Ingram Micro’s profits were dragged down for the second quarter in a row due to problems with an SAP implementation in Australia, the technology distributor said last week.
Net income in the second quarter ended July 2 was US$59.7 million, down from US$67.7 million in the same period last year. The drop “is primarily related to business disruptions associated with transitioning to the new [SAP] system in Australia,” but the issues have now been largely resolved, Ingram Micro said in a statement.

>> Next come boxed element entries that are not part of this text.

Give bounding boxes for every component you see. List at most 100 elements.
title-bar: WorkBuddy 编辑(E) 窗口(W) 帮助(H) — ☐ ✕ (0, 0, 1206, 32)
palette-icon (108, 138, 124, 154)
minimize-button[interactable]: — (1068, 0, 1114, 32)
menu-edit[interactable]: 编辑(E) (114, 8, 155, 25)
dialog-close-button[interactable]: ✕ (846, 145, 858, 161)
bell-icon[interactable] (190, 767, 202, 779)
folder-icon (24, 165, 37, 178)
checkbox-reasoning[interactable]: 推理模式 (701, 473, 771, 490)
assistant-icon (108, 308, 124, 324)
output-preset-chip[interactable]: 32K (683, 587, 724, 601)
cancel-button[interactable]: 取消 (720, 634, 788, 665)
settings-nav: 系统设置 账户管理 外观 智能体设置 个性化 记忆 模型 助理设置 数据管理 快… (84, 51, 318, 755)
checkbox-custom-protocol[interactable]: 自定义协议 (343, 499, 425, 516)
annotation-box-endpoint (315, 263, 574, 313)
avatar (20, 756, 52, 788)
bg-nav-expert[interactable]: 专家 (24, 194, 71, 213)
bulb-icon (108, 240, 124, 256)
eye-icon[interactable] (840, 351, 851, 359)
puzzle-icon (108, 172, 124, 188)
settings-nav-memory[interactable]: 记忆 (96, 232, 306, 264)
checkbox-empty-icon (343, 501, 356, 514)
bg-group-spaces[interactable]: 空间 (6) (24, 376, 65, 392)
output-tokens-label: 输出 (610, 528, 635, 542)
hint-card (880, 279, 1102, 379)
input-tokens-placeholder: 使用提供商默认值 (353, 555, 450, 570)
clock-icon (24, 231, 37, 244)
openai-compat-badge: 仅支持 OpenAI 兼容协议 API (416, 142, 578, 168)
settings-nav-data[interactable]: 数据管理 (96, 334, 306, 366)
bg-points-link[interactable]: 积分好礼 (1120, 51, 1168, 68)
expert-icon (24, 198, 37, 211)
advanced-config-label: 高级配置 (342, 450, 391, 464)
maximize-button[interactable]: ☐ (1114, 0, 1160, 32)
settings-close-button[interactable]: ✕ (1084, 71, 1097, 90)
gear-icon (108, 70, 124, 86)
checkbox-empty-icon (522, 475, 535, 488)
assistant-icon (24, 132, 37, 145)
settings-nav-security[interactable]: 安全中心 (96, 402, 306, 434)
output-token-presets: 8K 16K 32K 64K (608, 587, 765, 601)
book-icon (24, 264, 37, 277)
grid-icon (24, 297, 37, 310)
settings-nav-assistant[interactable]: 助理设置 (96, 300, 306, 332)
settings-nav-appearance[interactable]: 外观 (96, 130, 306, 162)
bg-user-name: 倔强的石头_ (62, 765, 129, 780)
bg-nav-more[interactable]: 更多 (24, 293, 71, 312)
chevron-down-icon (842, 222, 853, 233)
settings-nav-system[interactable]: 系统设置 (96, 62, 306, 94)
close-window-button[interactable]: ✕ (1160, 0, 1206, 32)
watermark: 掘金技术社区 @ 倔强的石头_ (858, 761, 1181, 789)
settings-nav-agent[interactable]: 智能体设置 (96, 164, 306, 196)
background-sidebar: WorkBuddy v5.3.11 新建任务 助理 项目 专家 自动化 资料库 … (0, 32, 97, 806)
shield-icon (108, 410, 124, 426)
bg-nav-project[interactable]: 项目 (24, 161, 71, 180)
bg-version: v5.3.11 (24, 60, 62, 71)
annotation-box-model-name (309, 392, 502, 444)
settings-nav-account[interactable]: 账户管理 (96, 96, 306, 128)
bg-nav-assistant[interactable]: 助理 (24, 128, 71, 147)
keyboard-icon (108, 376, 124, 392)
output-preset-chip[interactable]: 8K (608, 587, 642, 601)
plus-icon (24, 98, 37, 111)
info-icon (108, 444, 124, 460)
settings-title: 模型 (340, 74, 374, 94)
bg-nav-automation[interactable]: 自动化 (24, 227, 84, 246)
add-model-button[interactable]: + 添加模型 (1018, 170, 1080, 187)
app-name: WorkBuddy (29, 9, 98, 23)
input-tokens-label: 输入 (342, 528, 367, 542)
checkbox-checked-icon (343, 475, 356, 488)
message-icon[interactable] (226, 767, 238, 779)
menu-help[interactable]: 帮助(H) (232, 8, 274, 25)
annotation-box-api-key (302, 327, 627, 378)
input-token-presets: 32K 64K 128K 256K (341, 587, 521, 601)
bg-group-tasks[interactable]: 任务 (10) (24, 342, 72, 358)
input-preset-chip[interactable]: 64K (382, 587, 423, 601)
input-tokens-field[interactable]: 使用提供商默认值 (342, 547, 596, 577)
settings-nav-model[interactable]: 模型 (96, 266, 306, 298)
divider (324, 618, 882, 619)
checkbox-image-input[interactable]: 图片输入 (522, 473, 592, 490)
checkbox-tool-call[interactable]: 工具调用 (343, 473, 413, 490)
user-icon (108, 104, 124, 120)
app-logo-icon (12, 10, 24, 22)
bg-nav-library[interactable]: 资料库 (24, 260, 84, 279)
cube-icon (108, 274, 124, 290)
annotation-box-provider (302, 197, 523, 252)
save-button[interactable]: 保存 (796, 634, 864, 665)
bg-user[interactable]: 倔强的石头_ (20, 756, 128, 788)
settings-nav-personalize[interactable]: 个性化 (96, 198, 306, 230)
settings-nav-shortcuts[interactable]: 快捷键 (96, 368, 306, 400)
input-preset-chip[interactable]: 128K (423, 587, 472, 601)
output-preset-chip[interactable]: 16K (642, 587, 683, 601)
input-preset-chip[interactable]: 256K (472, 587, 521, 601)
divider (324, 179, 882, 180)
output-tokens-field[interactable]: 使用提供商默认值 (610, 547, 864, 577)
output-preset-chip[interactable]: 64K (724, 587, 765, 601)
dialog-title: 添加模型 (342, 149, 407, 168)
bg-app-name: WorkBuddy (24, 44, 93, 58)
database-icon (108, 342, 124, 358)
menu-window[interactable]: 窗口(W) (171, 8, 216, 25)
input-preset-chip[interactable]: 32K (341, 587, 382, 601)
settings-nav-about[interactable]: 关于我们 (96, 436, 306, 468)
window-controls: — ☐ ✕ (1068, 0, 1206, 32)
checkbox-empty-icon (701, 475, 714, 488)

Ingram Micro has been rolling out SAP in various regions for some time. A number of conversions in Europe went quite smoothly, CEO Gregory Spierkel said during a conference call on Thursday. But the company is going to delay implementing SAP in Brazil in order to “accommodate continued focus on the country’s operational improvement program currently under way,” he said.
Overall, Ingram Micro will receive long-term benefits from the SAP project that exceed any challenges it faced during the implementation, Spierkel said. “We will have a unified global system that will be the backbone for the company for decades.”
An SAP spokesman largely echoed the sentiment.
“Businesses around the world recognize the value and strategic importance of a consistent core operating platform from SAP,” company spokesman James Dever said in a statement. “The market updates we see are snapshots in time on projects that are central to our customers’ strategic ambitions and will pay off in long-term growth and efficiency.”